Silicone-hydrogel contact lenses appeared on the market about 10 years ago. Their main advantage over traditional hydrogel contact lenses is that silicone hydrogel contact lenses allow much more oxygen to the cornea, which is necessary to maintain a healthy eye condition.
The cornea of the eye does not contain blood vessels through which oxygen along with the blood enters all human organs. Oxygen, which is necessary for the vital activity of corneal cells, enters it from the atmosphere of air (oxygen diffuses from the atmosphere through the tear fluid to the surface of the cornea and further into it). When the eye is closed by the eyelids (during sleep), the oxygen supply decreases, but it is quite enough for the normal functioning of the cornea. This level of oxygen (when the eyes are closed) is considered the minimum acceptable for maintaining cornea health.
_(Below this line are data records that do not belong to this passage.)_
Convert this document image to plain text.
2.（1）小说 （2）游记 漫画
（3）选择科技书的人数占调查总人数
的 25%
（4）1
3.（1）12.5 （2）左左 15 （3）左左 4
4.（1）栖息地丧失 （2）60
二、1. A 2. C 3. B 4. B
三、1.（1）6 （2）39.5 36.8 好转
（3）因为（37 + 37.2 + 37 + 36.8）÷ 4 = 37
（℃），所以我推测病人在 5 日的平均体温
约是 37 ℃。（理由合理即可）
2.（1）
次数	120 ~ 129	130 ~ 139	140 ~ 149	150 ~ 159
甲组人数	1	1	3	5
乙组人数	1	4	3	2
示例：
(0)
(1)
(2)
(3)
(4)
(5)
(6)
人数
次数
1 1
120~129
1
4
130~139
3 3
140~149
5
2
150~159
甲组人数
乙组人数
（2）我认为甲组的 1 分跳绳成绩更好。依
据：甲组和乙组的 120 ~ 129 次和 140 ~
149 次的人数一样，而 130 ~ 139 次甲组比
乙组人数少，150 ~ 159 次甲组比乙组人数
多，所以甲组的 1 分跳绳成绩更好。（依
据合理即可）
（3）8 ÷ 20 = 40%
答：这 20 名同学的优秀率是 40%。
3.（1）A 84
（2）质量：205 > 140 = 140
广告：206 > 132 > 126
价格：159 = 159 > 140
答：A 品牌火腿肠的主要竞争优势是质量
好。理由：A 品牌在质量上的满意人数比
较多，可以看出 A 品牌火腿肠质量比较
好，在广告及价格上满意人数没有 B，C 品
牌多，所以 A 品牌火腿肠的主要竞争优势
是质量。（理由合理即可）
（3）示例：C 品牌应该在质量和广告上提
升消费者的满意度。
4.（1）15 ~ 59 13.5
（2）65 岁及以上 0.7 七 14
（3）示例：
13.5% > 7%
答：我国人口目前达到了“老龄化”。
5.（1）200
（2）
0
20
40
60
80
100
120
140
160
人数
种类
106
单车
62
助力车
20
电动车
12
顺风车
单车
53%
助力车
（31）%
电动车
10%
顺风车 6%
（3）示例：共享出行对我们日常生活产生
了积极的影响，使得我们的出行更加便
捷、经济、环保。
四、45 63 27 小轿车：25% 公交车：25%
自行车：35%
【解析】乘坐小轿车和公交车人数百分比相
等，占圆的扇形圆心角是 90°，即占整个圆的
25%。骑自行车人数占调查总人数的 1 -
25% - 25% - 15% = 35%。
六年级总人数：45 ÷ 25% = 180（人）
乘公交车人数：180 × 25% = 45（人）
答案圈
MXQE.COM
Silicone-hydrogel contact lenses provide higher comfort during long-term work at the computer, while in adverse environmental conditions (dryness, dust, etc.). They eliminate the symptoms of dry eye that occur when ordinary hydrogel contact lenses are worn under these conditions.
Daily contact lenses
The tear fluid contains various substances: proteins, fats, calcium and other substances that are products of the functioning of various structures of the eye. With repeated use of the same contact lenses, these substances, as well as dust particles and other external contaminants (for example, mascaras), gradually accumulate on the surfaces of the contact lenses, which leads to a deterioration in the quality of vision and makes wearing contact lenses less comfortable than with new contact lenses. In addition, deposits accumulated on contact lenses increase the risk of an allergic reaction of the eye.
Therefore, it is necessary to regularly clean and disinfect reusable contact lenses. However, even with regular care of contact lenses, it is impossible to remove all surface deposits that have accumulated on them. Part of the deposits remains, they are attached to the surface of the contact lens, and to remove them already requires a deeper enzyme cleaning, which still does not provide 100% removal of all deposits. Daily contact lenses are a great option considering these issues.